Why do I make such a bold claim? Mainly, because as organizations become more and more information-focused, and we increasingly rely upon networking and the Internet, the threats to our IT infrastructure increase. Today, anyone with basic computer skills is able to perform very damaging attacks. Our IT networks face an ever growing threat from both exterior, malicious entities as well as our own internal personnel. FBI studies in the last few years have shown that around 80% of company security policy violations are caused by their own personnel. These violations are often out of ignorance or negligence, but increasingly they are also out of malice or spite. As we face downturns and belt tightening, our own employees could turn on us and cause severe damage from the inside.

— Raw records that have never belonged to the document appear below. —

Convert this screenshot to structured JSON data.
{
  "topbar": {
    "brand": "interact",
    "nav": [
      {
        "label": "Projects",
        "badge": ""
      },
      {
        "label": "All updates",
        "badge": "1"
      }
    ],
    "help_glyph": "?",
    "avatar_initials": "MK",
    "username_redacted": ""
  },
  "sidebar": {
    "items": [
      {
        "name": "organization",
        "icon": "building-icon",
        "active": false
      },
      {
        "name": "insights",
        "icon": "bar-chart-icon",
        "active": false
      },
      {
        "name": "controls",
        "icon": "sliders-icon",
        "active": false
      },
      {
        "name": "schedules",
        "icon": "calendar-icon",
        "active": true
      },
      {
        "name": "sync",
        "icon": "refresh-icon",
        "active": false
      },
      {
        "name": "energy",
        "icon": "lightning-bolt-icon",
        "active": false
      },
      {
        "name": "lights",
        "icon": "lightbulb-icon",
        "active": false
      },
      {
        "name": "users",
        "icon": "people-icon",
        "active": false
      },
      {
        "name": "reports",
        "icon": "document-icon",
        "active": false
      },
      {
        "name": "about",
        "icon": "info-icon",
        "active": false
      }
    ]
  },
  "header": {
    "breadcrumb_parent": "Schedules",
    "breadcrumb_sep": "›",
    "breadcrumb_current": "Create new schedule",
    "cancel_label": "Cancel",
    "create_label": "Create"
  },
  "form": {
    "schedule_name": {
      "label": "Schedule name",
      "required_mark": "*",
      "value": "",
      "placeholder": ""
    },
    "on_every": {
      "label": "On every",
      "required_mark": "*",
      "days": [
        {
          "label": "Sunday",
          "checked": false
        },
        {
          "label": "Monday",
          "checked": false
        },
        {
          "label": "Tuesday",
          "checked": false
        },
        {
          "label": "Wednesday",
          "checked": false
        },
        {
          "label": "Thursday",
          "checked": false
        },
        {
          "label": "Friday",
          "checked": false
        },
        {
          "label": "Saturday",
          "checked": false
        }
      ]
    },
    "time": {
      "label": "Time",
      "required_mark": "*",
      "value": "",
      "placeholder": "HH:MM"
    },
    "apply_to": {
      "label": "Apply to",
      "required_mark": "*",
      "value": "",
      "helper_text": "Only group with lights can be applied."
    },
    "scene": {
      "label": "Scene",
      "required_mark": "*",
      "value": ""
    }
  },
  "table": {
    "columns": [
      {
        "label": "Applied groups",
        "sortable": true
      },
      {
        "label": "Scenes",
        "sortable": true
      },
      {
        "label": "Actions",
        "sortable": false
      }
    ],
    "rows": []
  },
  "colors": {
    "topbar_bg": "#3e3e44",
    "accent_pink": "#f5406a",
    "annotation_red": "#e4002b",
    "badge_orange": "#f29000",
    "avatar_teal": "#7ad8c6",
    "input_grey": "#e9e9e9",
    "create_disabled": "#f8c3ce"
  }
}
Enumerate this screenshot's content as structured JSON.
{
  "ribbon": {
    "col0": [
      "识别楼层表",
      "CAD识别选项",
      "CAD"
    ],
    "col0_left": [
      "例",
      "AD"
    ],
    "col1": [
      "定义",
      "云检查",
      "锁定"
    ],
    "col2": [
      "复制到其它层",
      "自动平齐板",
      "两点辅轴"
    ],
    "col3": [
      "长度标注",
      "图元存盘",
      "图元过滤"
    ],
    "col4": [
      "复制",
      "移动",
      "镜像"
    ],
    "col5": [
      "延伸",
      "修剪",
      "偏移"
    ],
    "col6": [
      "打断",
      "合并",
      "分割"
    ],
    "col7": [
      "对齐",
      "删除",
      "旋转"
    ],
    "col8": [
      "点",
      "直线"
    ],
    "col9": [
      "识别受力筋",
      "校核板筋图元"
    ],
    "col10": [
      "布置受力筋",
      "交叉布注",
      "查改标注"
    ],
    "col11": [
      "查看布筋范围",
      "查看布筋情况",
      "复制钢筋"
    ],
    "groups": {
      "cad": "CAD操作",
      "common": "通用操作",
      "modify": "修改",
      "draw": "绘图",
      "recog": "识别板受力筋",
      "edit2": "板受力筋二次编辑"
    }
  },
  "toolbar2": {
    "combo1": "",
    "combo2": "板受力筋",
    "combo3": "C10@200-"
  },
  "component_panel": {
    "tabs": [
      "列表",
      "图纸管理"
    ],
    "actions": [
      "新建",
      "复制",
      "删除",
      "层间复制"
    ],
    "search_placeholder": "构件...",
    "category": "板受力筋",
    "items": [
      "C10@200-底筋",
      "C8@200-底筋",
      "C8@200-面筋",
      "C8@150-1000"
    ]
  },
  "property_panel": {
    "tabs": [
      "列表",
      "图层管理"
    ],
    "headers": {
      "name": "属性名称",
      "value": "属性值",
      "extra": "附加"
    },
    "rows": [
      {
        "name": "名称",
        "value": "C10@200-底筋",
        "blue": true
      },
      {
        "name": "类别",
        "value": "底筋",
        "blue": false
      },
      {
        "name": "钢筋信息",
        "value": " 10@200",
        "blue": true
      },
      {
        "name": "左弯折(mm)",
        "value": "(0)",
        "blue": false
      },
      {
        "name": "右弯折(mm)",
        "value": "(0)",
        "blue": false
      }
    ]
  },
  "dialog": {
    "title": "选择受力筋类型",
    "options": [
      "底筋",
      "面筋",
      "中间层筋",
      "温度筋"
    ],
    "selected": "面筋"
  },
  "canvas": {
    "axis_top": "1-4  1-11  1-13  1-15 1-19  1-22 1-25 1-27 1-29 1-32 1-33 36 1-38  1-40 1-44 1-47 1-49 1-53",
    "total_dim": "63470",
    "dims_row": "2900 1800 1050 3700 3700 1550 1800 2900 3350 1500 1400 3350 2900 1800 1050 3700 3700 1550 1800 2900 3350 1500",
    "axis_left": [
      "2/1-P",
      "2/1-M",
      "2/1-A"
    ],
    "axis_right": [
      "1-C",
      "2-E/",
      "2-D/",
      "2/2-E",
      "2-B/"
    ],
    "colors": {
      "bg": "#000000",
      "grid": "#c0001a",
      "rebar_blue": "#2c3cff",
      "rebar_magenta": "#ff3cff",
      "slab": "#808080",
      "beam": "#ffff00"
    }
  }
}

I don’t want to paint the picture that all employees are evil, and their only goal is to harvest the organization’s internals for personal gain, but it is a real risk that must be addressed in a realistic risk assessment and security policy. My point is if there are already malicious people within the organization, and the company chooses to cut back on security, it will make their attacks easier, may make detection more difficult, and will cause the repair and recovery to be more expensive.
So, with a standing policy not to cut security in times of need, we need to establish cost-effective security as a standard practice. This should be a long-term goal, not just one inspired by a tough economy. If this is not already your IT department’s goal, there is no better time to start than now. Ultimately, what you should strive to accomplish is the most reliable preventative and detective security system possible with the least amount of capital expenditure.
Now, let’s explore several ideas regarding saving money on company security. Some of these ideas might be blatantly obvious, while others may be completely revolutionary. I challenge you to read each and see if your organization already employs each concept or if you can put it into effect in new and interesting ways.


Use What You Have
There is this notion in the security field that when you discover a new risk or threat you have to purchase a new countermeasure to safeguard against the new problem. I think this notion itself reveals a key philosophy of security that is not always the best. Improving security is not always the addition of new layers of protection; instead it can often mean the adjustment of components already deployed or even the removal of elements no longer essential to a business function.
Most security can be summed up with only a few key components, namely: firewall, IDS, anti-malware, authentication, authorization, and auditing. Once these are appropriately addressed, there is often little need for significant additional or specialized components for most organizations. Yes, there are likely good reasons why corporation XYZ needs special product Alpha due to some unique risk, but that is more often the exception rather than the rule. Just like many consumers, we in IT have fallen prey to the notion that buying something new is the way to fix or smoothe over a problem. All too commonly, we have a sufficient security solution already on hand if we modify, tune, or configure it properly.
My first suggestion is to put a hold on new security purchases. Instead, evaluate each new threat in light of how existing defenses could be adjusted to provide sufficient to adequate protections. New firewall rules, locked down authorization, or a more finely-tuned auditing focus. Don’t choose to purchase a new security tool until you have exhausted all your options with the existing technology already deployed in your infrastructure.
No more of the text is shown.